De vuelta a la sala de espera, presencié la salida de la señora de las verrugas. Saludó efusivamente a las dos damas que hacían tiempo en lo del oculista así como otras vecinas lo hacen en un almacén o en la peluquería.
- ¡Oliveiro, qué espera, adelante! -pronunció Don Antonio abriendo una inverosímil puertita del panel de madera y agitando un brazo.
Me levanté. Preferí no corregir mi nombre. Los médicos siempre humillan alterando una letra orgánica en el paciente. Poco después, un hombre sencillo y en delantal, alguien que no presentaba en la apariencia las marcas perversas que dejan ciertas prácticas médicas, me sometió a una serie de pruebas en dos sofisticados aparatos que contrastaban con la atmósfera anacrónica del lugar. Sacó conclusiones rápidas y felices, y cuando yo le di a inspeccionar los lentes que años atrás me habían recetado para ir al cine y manejar, rumió:
- Oliveiro, mis anteojos van a ser mejores que estos que usted tiene. Necesita un poco más de aumento.
- ¿Pero qué tengo, doctor?
- Ah, no sabe qué tiene... ¿Y estos anteojos? Seguro que cuando se los recetaron no le dijeron lo qué tenía, así son los médicos -y celoso sentenció-: unos zorros... No le dicen para que usted vuelva a los dos meses.
- Puede ser... En realidad creo que me acuerdo... Astigmatismo.
- ¡Muy bien! -dio un saltito en el lugar-... Un poco de astigmatismo y otro poco de miopía.
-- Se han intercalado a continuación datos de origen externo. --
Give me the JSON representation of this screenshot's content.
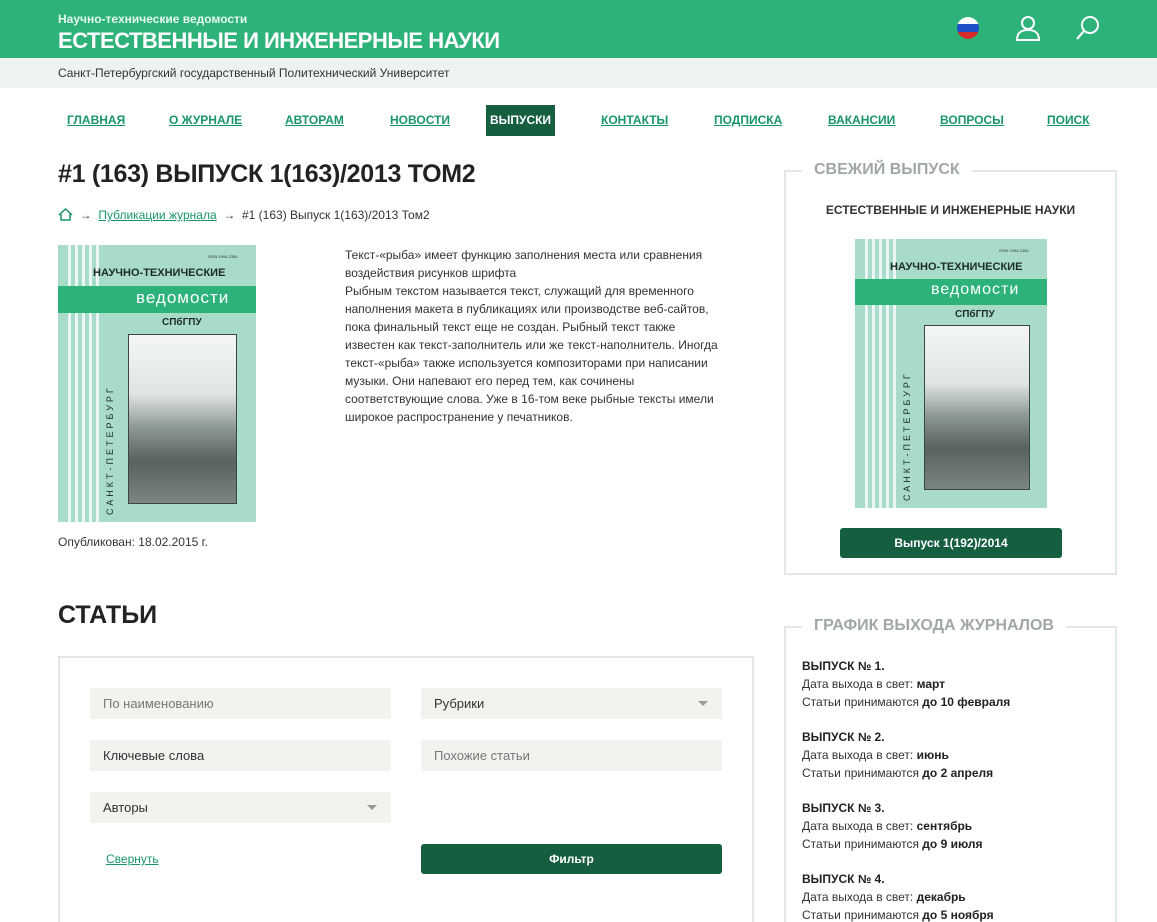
{
  "header": {
    "super_title": "Научно-технические ведомости",
    "title": "ЕСТЕСТВЕННЫЕ И ИНЖЕНЕРНЫЕ НАУКИ",
    "university": "Санкт-Петербургский государственный Политехнический Университет",
    "flag_colors": [
      "#ffffff",
      "#1f4fc7",
      "#d42a2a"
    ]
  },
  "nav": {
    "items": [
      {
        "label": "ГЛАВНАЯ"
      },
      {
        "label": "О ЖУРНАЛЕ"
      },
      {
        "label": "АВТОРАМ"
      },
      {
        "label": "НОВОСТИ"
      },
      {
        "label": "ВЫПУСКИ",
        "active": true
      },
      {
        "label": "КОНТАКТЫ"
      },
      {
        "label": "ПОДПИСКА"
      },
      {
        "label": "ВАКАНСИИ"
      },
      {
        "label": "ВОПРОСЫ"
      },
      {
        "label": "ПОИСК"
      }
    ]
  },
  "issue": {
    "title": "#1 (163) ВЫПУСК 1(163)/2013 ТОМ2",
    "breadcrumb_link": "Публикации журнала",
    "breadcrumb_current": "#1 (163) Выпуск 1(163)/2013 Том2",
    "published": "Опубликован: 18.02.2015 г.",
    "description": [
      "Текст-«рыба» имеет функцию заполнения места или сравнения",
      "воздействия рисунков шрифта",
      "Рыбным текстом называется текст, служащий для временного",
      "наполнения макета в публикациях или производстве веб-сайтов,",
      "пока финальный текст еще не создан. Рыбный текст также",
      "известен как текст-заполнитель или же текст-наполнитель. Иногда",
      "текст-«рыба» также используется композиторами при написании",
      "музыки. Они напевают его перед тем, как сочинены",
      "соответствующие слова. Уже в 16-том веке рыбные тексты имели",
      "широкое распространение у печатников."
    ]
  },
  "cover": {
    "issn": "ISSN 1994-2354",
    "title": "НАУЧНО-ТЕХНИЧЕСКИЕ",
    "band": "ведомости",
    "sub": "СПбГПУ",
    "city": "САНКТ-ПЕТЕРБУРГ"
  },
  "articles": {
    "title": "СТАТЬИ",
    "name_placeholder": "По наименованию",
    "rubrics": "Рубрики",
    "keywords": "Ключевые слова",
    "similar_placeholder": "Похожие статьи",
    "authors": "Авторы",
    "collapse": "Свернуть",
    "filter": "Фильтр"
  },
  "sidebar": {
    "latest_title": "СВЕЖИЙ ВЫПУСК",
    "latest_journal": "ЕСТЕСТВЕННЫЕ И ИНЖЕНЕРНЫЕ НАУКИ",
    "latest_button": "Выпуск 1(192)/2014",
    "schedule_title": "ГРАФИК ВЫХОДА ЖУРНАЛОВ",
    "release_label": "Дата выхода в свет:",
    "accept_label": "Статьи принимаются",
    "schedule": [
      {
        "issue": "ВЫПУСК № 1.",
        "release": "март",
        "deadline": "до 10 февраля"
      },
      {
        "issue": "ВЫПУСК № 2.",
        "release": "июнь",
        "deadline": "до 2 апреля"
      },
      {
        "issue": "ВЫПУСК № 3.",
        "release": "сентябрь",
        "deadline": "до 9 июля"
      },
      {
        "issue": "ВЫПУСК № 4.",
        "release": "декабрь",
        "deadline": "до 5 ноября"
      }
    ]
  }
}
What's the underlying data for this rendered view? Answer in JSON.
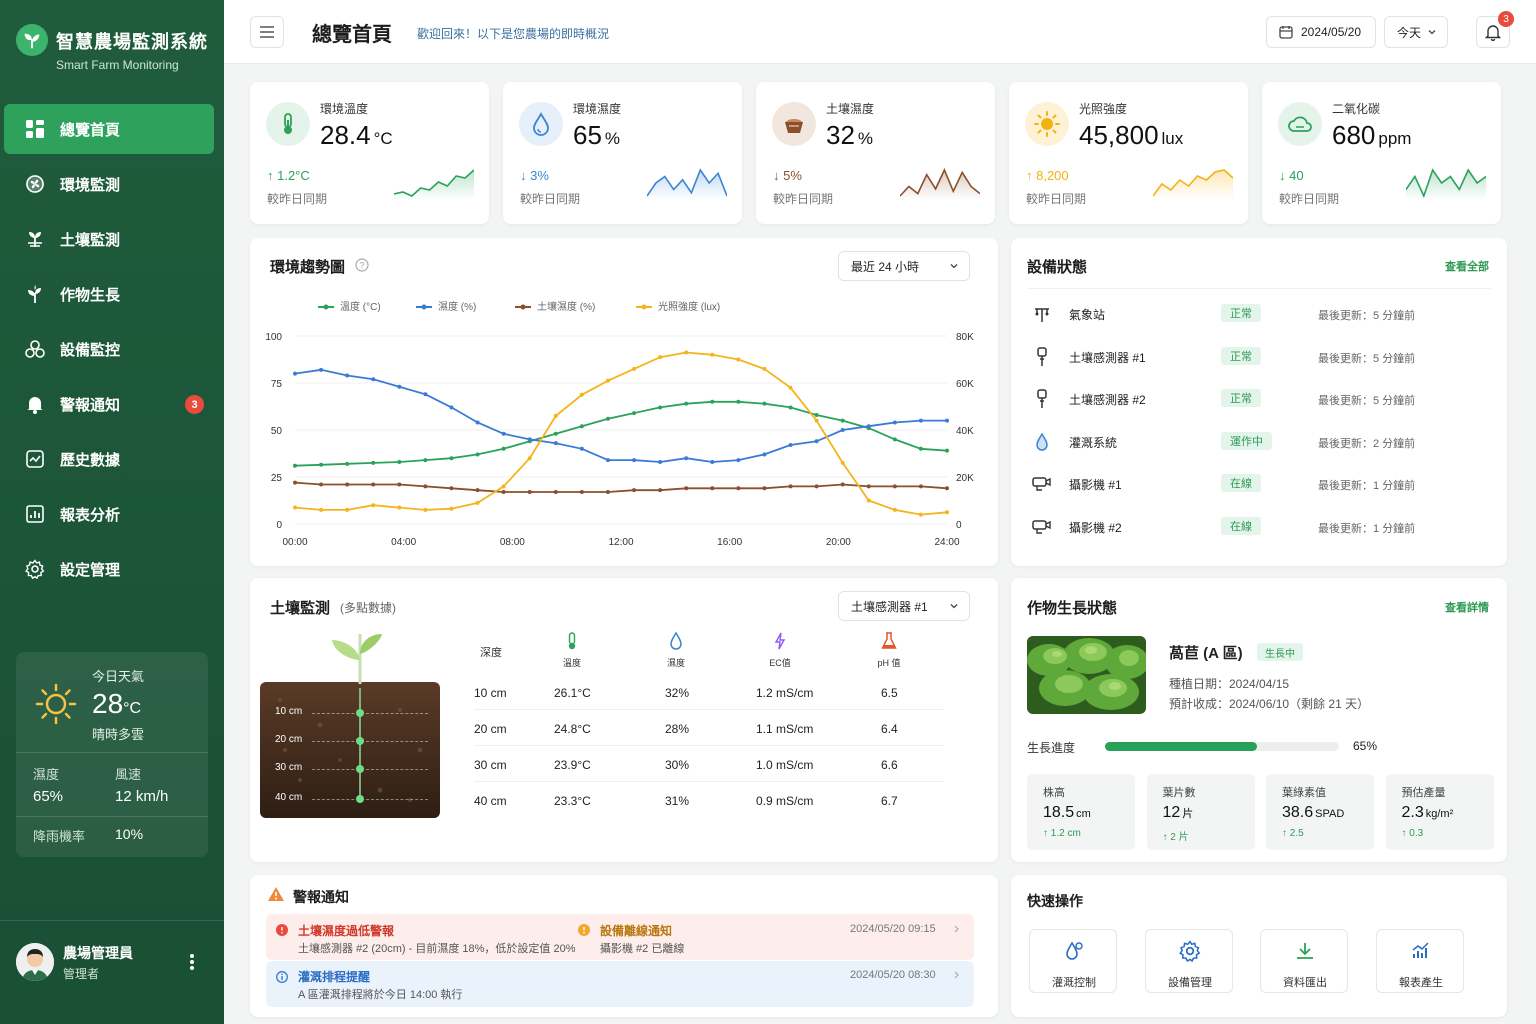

Una de cal y una de arena. No es nada.
- Entonces por fin voy a usar lentes fijos... para ver de lejos, digo... Me pasan cosas raras en la calle por no ver.
- Nada de eso querido, no los necesita, no... El aumento es común. En la calle arrégleselas sin lentes.
Me hizo probar un armazón al que sumó dos lentes. Miré por la ventana. La realidad era otra, en efecto, demasiado geométrica; pensé que quizás me conviniera permanecer en mi accidentado mundo de tinieblas.
- ¿Qué tal? Ve... No cambia mucho... Úselos para ver tele, para manejar, para la computadora.
- Pero entonces voy a seguir sin ver el número de los colectivos, el nombre y las alturas de las calles, los pozos en la vereda.
- Y pregunte, querido Oliveiro, qué problema hay, pregunte... Que nombre extraño que tiene... Bueno, vaya, no se preocupe, si un almita le gusta la va a ver de lejos, con o sin anteojos -y me extendió unos recetas garabateados con fórmulas incomprensibles.
2 comentarios:
yo me di cuenta q no veía nada cuando iba a la cancha y ya no veía los números de las camisetas y no reconocía a los jugadores, mis compañeros de tablón, hartos de mis preguntas, me mandaron al oculista
buen post
salu2
yo la verdad que no veo un carajo desde toda la vida, y le juro que se lo asqueroso que puede ser ir a un oculista. Aunque el suyo me ha parecido bastante simpático, asi que a lo mejor le pido los datos, si a ud. no le molesta, desde luego.